Govt must ensure Audit Office strengthened for oil – PPP
…warns agencies to avoid backroom deals with Govt ahead of budget
As Budget 2018 inches closer, the political Opposition is warning the Government against undermining the financial autonomy of constitutional agencies. And as oil production also creeps closer, it is also putting the Government on notice of the need to strengthen the Audit Office.
Guyana is expected to start earning revenue in the form of royalties and profit
sharing, from its oil sector by 2020. Speaking to Guyana Times, former Minister within the Finance Ministry, Juan Edghill, noted that with this expected inflow of money, the Audit Office of Guyana needed to be operating at full-throttle efficiency.
“Constitutional agencies must not be tricked into sitting down with the staff or the planners at the Ministry of Finance, because the Minister will then come to Parliament and say that the figures is one that was agreed upon, where their budgets will be cut privately by the Ministry of Finance,” Edghill stated.
“For instance,” he continued, “If the Audit Office makes requests for additional staffing or equipment, in preparation for first oil, we would like to see what the Minister of Finance will do, as it relates to strengthening the Audit Office in preparation for oil. So, there must be no backroom dealings.”
During the closing ceremony for a multi-year capacity-building programme held
last week, Resident Representative of the Inter-American Development Bank (IDB), Sophie Makonnen had highlighted this issue. At the time, Auditor General Deodat Sharma had been in attendance.
According to Makonnen, the independence and capacity of the Auditor General’s Office is one of the priority areas to be addressed by Guyana. She had noted that this was to ensure there were transparency and accountability with regard to oversight of the nation’s revenue and expenditure of public resources.
She had explained that the US$2 million the IDB plugged in to the capacity-building programme for the Audit Office was a component of the wider assistance provided to Guyana with regard to capacity building for the Public Sector.
The Audit Office of Guyana was reportedly plagued with a poor work environment, limited IT capacity and a huge backlog of statutory auditing among other issues prior to technical assistance from the IDB and the Government.
But while the international donor agency has been fully supportive, the same cannot be said about the Government. The proposed budget for the Audit Office was slashed by the Government in the National Assembly during consideration of the 2017 Estimates of Expenditure, and the resultant consequences had included the body grappling with not having adequate staff or adequate funds to pay them.
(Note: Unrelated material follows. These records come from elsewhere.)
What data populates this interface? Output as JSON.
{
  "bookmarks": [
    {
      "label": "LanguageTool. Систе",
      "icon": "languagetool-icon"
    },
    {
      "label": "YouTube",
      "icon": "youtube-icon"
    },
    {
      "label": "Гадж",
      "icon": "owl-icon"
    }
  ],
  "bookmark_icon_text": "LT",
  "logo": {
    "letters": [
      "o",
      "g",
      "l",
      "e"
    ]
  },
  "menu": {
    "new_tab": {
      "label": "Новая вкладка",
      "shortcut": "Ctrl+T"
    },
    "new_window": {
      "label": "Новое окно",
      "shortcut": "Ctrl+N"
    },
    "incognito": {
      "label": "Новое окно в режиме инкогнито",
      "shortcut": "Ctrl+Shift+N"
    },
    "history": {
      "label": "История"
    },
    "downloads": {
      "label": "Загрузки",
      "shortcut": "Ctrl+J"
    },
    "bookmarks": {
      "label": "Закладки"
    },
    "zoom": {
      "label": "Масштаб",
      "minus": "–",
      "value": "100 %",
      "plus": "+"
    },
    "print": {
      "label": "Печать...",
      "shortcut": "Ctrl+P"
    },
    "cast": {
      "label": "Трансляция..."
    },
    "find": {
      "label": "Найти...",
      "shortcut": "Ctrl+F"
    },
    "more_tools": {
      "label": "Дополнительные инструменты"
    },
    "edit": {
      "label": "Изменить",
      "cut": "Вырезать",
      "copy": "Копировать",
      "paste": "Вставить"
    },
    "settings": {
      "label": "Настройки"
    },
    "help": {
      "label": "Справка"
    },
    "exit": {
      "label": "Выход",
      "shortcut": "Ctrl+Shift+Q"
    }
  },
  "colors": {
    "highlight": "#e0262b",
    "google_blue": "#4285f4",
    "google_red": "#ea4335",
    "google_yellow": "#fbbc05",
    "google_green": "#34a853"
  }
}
The proposed estimate in the last budget for the constitutional agency that is tasked with auditing “the State apparatus” was $771.2 million, but Finance Minister Winston Jordan had decreased this sum to $754.9 million.
The People’s Progressive Party (PPP) has been vocal in its opposition to the budgetary cut. The Party pointed out that the total budgetary allocation for constitutional agencies in 2016 was $8 billion, whereas it was only $6 billion in 2017.
The Audit Office has a wide remit, being responsible for auditing the public accounts of Guyana and presenting reports of those audits to the Finance Minister, thence to the National Assembly. As laid out in Article 223 of the Constitution of Guyana, the Audit Office is authorised to audit all officers and authorities of the Government, including Commissions.
PPP/Civic Member of Parliament Edghill had, during a previous press conference, reminded that a budget was a financial plan which articulated the direction of an organisation and the cost to get there. Therefore, he argued, when the budgets are cut, affected organisations would now have to re-organise priorities and neglect funding for some critical undertakings.
“Whenever the Government reduces the allocations for constitutional agencies, they are actually preventing themselves from being scrutinised. For example, the Auditor General would say, ‘This is what we need.’ If you cut the Audit Office (budget), the Auditor General would have to re-organise his priorities, and so something will be left out; which means less scrutiny for Government,” he had said.